From: MShuttleworth at slv.vic.gov.au <MShuttleworth>
Date: Tue, 8 Nov 2005 10:24:32 +1100

I wasn't aware that the Ahlbergs Peepo underwent translation for American readers. I wonder how it would read as Peek-a-boo. As a parent we read and read and read this and I still love it. This book is worth a thesis alone. Why? I think it teaches children (and their parents) to look. It guides the eye, teaches to make connections within scenes and across pages.

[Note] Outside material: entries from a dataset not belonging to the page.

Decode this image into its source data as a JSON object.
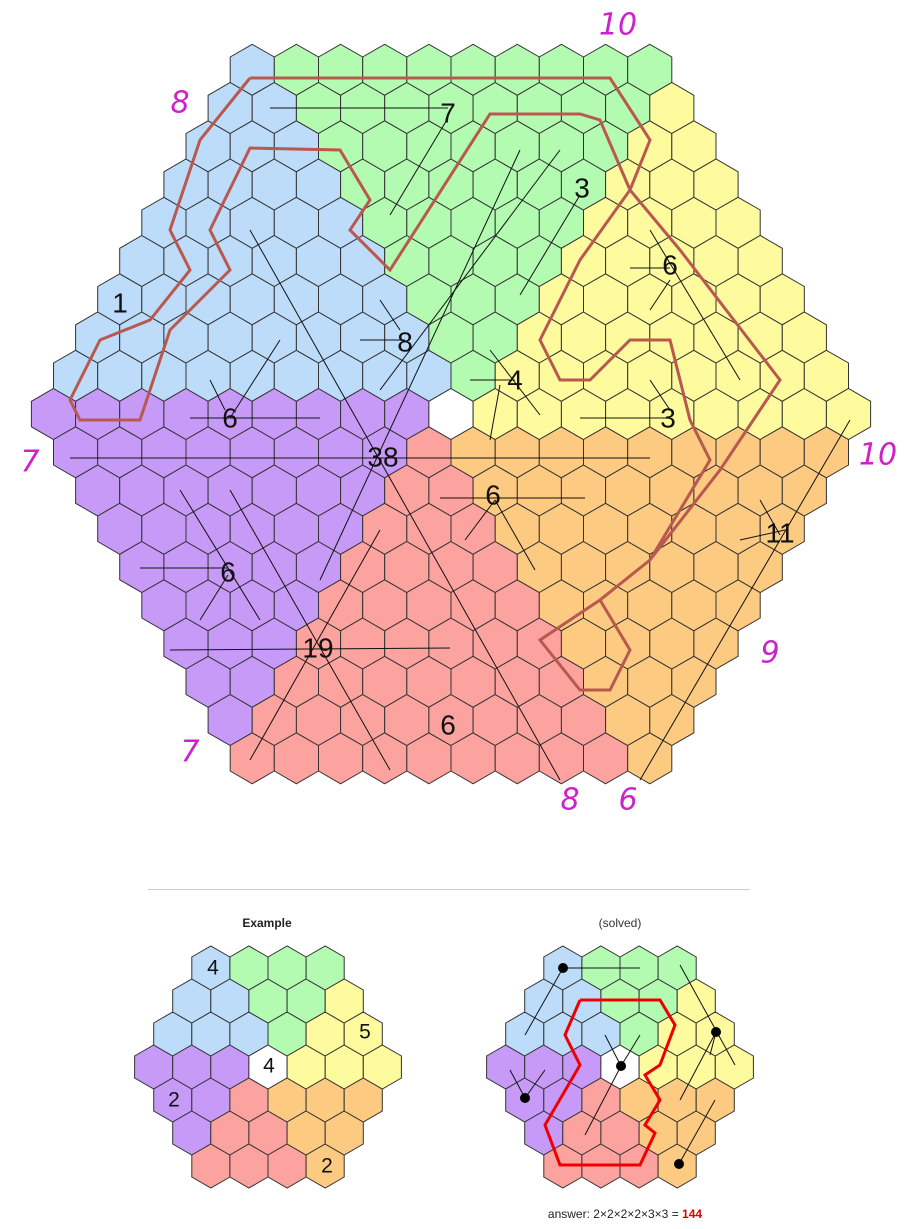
{
  "colors": {
    "blue": "#bcdcfa",
    "green": "#b3fbb1",
    "yellow": "#fdfb9d",
    "orange": "#fdca82",
    "red": "#fda39f",
    "purple": "#c89af8",
    "white": "#ffffff",
    "path": "#b8584f",
    "edge_numbers": "#cc22cc",
    "answer_value": "#e00000"
  },
  "main_clues": [
    "7",
    "3",
    "6",
    "1",
    "8",
    "4",
    "6",
    "3",
    "38",
    "6",
    "11",
    "6",
    "19",
    "6"
  ],
  "edge_numbers": [
    "10",
    "8",
    "7",
    "10",
    "9",
    "7",
    "8",
    "6"
  ],
  "example": {
    "title": "Example",
    "clues": [
      "4",
      "5",
      "4",
      "2",
      "2"
    ]
  },
  "solved": {
    "title": "(solved)"
  },
  "answer": {
    "prefix": "answer: 2×2×2×2×3×3 = ",
    "value": "144"
  }
}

There are so many dynamics at work: The immediate family ("she wants him on her knee") the way dad's clothes are casually hooked upon the end of the bed, the adventures in the park and the presence of both mother and grandma...the tassles blowing in the breeze. The historical setting lends a quiet memoir-esque quality and an authenticity that you can't find in their metafictional stories (Jolly Postman, etc) When I look at Bob Graham's books (Let's Get A Pup, Red Woollen Blanket, etc I see the same rumpled charm that permeates Peepo. It wears its cleverness, its genius, on the inside if you like.

The text is easy and unforced. It has the same comfortable, rounded slightly worn feel that the pictures have.


But what caps it for me is the final scene at the top of the stairs. We are looking at the mirror, its rainbow rim, and the mirror (or the family including the baby) are looking back at the reader. It's the detail that makes me love it. Peepo is seamless and brilliant. I don't think the Ahlbergs did a better book.